Unfortunately, you see very few puzzles later on in the game.  The richness of the world that’s been created certainly would support spells that would let you use fire to melt ice, or shock water with electricity.  Maybe some use of an electricity spell to start an old Dwarven (or Dwemer) machine.  Where the strength of this game should be open-endedness and freedom, there needs to be some additional tools in your arsenal to create new paths or use your brain.  What bothers me isn’t that Skryrim is shorting-changing us here, it’s just that it could offer a lot more options for the thinking player than it does, without a lot more programming effort.  Fingers crossed that there will be some mods or expansions tapping into this need more.

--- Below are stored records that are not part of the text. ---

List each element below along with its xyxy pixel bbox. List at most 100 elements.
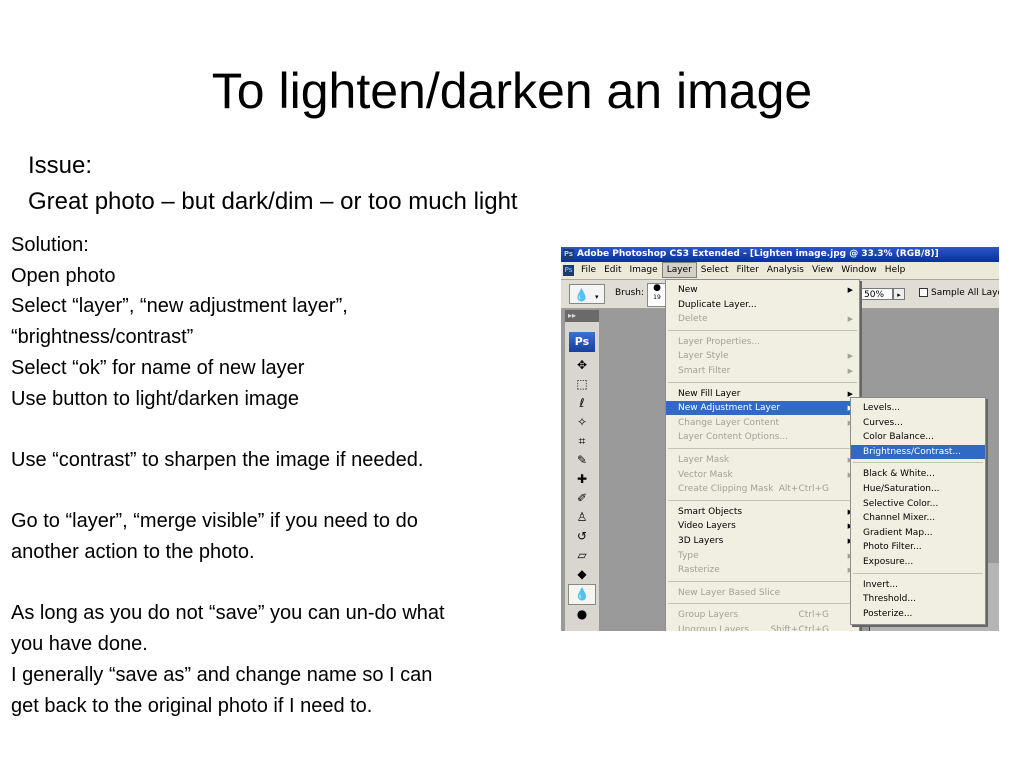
menu-item-gradient-map[interactable]: Gradient Map...: [851, 526, 985, 540]
crop-icon[interactable]: ⌗: [565, 432, 599, 451]
menu-item-threshold[interactable]: Threshold...: [851, 592, 985, 606]
menu-item-new-layer-based-slice[interactable]: New Layer Based Slice: [666, 586, 859, 600]
menu-item-label: Layer Content Options...: [678, 432, 788, 443]
menu-item-group-layers[interactable]: Group Layers Ctrl+G: [666, 608, 859, 622]
submenu-arrow-icon: ▶: [847, 367, 853, 375]
menu-item-label: Layer Properties...: [678, 336, 761, 347]
menu-item-curves[interactable]: Curves...: [851, 416, 985, 430]
photoshop-screenshot: Ps Adobe Photoshop CS3 Extended - [Lighte…: [561, 247, 999, 631]
menu-item-label: Gradient Map...: [863, 527, 933, 538]
menu-separator: [668, 580, 857, 582]
brush-icon[interactable]: ✐: [565, 489, 599, 508]
menu-item-posterize[interactable]: Posterize...: [851, 607, 985, 621]
history-brush-icon[interactable]: ↺: [565, 527, 599, 546]
brush-label: Brush:: [615, 288, 645, 298]
menu-item-label: Posterize...: [863, 608, 913, 619]
layer-menu: New ▶ Duplicate Layer... Delete ▶ Layer Prope…: [665, 279, 860, 631]
menu-item-channel-mixer[interactable]: Channel Mixer...: [851, 511, 985, 525]
solution-line: I generally “save as” and change name so…: [11, 663, 433, 686]
menu-edit[interactable]: Edit: [600, 262, 625, 279]
toolbox-logo: Ps: [569, 332, 595, 352]
slide-title: To lighten/darken an image: [211, 63, 813, 119]
menu-item-ungroup-layers[interactable]: Ungroup Layers Shift+Ctrl+G: [666, 623, 859, 631]
paint-bucket-icon[interactable]: ◆: [565, 565, 599, 584]
marquee-icon[interactable]: ⬚: [565, 375, 599, 394]
menu-item-hue-saturation[interactable]: Hue/Saturation...: [851, 482, 985, 496]
menu-item-black-white[interactable]: Black & White...: [851, 467, 985, 481]
strength-field[interactable]: 50%: [861, 288, 893, 300]
strength-arrow-button[interactable]: ▸: [893, 288, 905, 300]
menu-file[interactable]: File: [577, 262, 600, 279]
menu-item-exposure[interactable]: Exposure...: [851, 555, 985, 569]
solution-line: another action to the photo.: [11, 541, 255, 563]
menu-item-new-adjustment-layer[interactable]: New Adjustment Layer▶: [666, 401, 859, 416]
menu-item-brightness-contrast[interactable]: Brightness/Contrast...: [851, 444, 985, 459]
menu-item-new-fill-layer[interactable]: New Fill Layer ▶: [666, 387, 859, 401]
drop-icon: 💧: [574, 288, 589, 302]
menu-item-label: Layer Style: [678, 351, 729, 362]
menu-item-label: Black & White...: [863, 469, 935, 480]
menu-help[interactable]: Help: [881, 262, 910, 279]
menu-item-levels[interactable]: Levels...: [851, 401, 985, 415]
menu-bar: Ps File Edit Image Layer Select Filter Analysis…: [561, 262, 999, 280]
document-icon[interactable]: Ps: [563, 265, 574, 276]
menu-view[interactable]: View: [808, 262, 837, 279]
spot-healing-icon[interactable]: ✚: [565, 470, 599, 489]
menu-item-label: Selective Color...: [863, 498, 939, 509]
menu-item-label: Exposure...: [863, 557, 914, 567]
menu-item-layer-style[interactable]: Layer Style ▶: [666, 349, 859, 363]
eraser-icon[interactable]: ▱: [565, 546, 599, 565]
submenu-arrow-icon: ▶: [847, 352, 853, 361]
menu-filter[interactable]: Filter: [733, 262, 763, 279]
menu-layer[interactable]: Layer: [661, 262, 697, 278]
blur-icon[interactable]: 💧: [568, 584, 596, 605]
menu-item-delete[interactable]: Delete ▶: [666, 312, 859, 326]
menu-select[interactable]: Select: [697, 262, 733, 279]
menu-item-3d-layers[interactable]: 3D Layers▶: [666, 534, 859, 548]
menu-analysis[interactable]: Analysis: [763, 262, 808, 279]
menu-item-type[interactable]: Type▶: [666, 549, 859, 563]
brush-picker[interactable]: ● 19: [647, 283, 667, 307]
menu-item-smart-objects[interactable]: Smart Objects▶: [666, 505, 859, 519]
menu-image[interactable]: Image: [626, 262, 662, 279]
tool-preset-picker[interactable]: 💧 ▾: [569, 284, 605, 304]
photoshop-logo-icon: Ps: [563, 249, 574, 260]
dodge-icon[interactable]: ●: [565, 605, 599, 624]
menu-item-video-layers[interactable]: Video Layers▶: [666, 519, 859, 533]
menu-item-photo-filter[interactable]: Photo Filter...: [851, 540, 985, 554]
brush-size: 19: [653, 294, 661, 301]
menu-item-label: Layer Mask: [678, 455, 730, 465]
issue-text: Great photo – but dark/dim – or too much…: [28, 188, 518, 215]
sample-all-layers-checkbox[interactable]: Sample All Layers: [919, 288, 999, 298]
issue-heading: Issue:: [28, 152, 93, 179]
menu-item-layer-content-options[interactable]: Layer Content Options...: [666, 430, 859, 444]
solution-line: Use “contrast” to sharpen the image if n…: [11, 448, 424, 471]
toolbox-header[interactable]: ▸▸: [565, 310, 599, 322]
move-icon[interactable]: ✥: [565, 356, 599, 375]
clone-stamp-icon[interactable]: ♙: [565, 508, 599, 527]
menu-window[interactable]: Window: [837, 262, 881, 279]
solution-line: As long as you do not “save” you can un-…: [11, 602, 445, 625]
menu-item-label: Type: [678, 550, 699, 561]
menu-item-shortcut: Ctrl+G: [798, 610, 829, 621]
menu-item-vector-mask[interactable]: Vector Mask▶: [666, 468, 859, 482]
menu-item-layer-mask[interactable]: Layer Mask▶: [666, 453, 859, 467]
menu-item-new[interactable]: New ▶: [666, 283, 859, 297]
menu-item-label: New: [678, 285, 698, 295]
magic-wand-icon[interactable]: ✧: [565, 413, 599, 432]
menu-item-rasterize[interactable]: Rasterize▶: [666, 563, 859, 577]
solution-line: Select “ok” for name of new layer: [11, 356, 305, 379]
menu-item-duplicate-layer[interactable]: Duplicate Layer...: [666, 298, 859, 312]
solution-line: “brightness/contrast”: [11, 326, 194, 349]
eyedropper-icon[interactable]: ✎: [565, 451, 599, 470]
menu-item-change-layer-content[interactable]: Change Layer Content▶: [666, 416, 859, 430]
menu-item-invert[interactable]: Invert...: [851, 578, 985, 592]
solution-block: Solution: Open photo Select “layer”, “new …: [11, 230, 551, 721]
menu-item-layer-properties[interactable]: Layer Properties...: [666, 335, 859, 349]
menu-item-smart-filter[interactable]: Smart Filter ▶: [666, 364, 859, 378]
menu-item-color-balance[interactable]: Color Balance...: [851, 430, 985, 444]
menu-item-selective-color[interactable]: Selective Color...: [851, 497, 985, 511]
lasso-icon[interactable]: ℓ: [565, 394, 599, 413]
menu-item-label: New Fill Layer: [678, 388, 741, 399]
menu-item-create-clipping-mask[interactable]: Create Clipping Mask Alt+Ctrl+G: [666, 482, 859, 496]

4. Freezing/Loading Issues

Ok, this is really a huge problem with all of Bethesda’s games.  Granted, I would rather they keep making great games, but the issues with loading and freezing, and in some cases frame-rate clipping are pretty extreme.  I didn’t even think these problems were possible on a PS3 until I played Fallout.  Some of the old Fallout 3 style glitches are back.  Every few hours the game can freeze on you when loading a new environment, or freeze during combat leaving no options but to reset and hope you didn’t lose anything important.  It’s very frustrating, and I was caught off-guard as to how frequent it happens, especially considering I’m not even using a PC version.  My 80 gig PS3 burned out while playing Skryim a few weeks back, forcing me to buy a new one.  Hey, it was probably on it’s way out, but now I’m beginning to suspect there are some problems here.  I’m hoping the PS3 patch v. 1.3 will be out soon and will deal with some of these issues.  We’ll see what happens when the next round of patches come out.  It’s  a very complex game that uses a lot of processor resources.  I’ll be patient with a few blips here or there.  Freezing once every 90 minutes though is not acceptable though.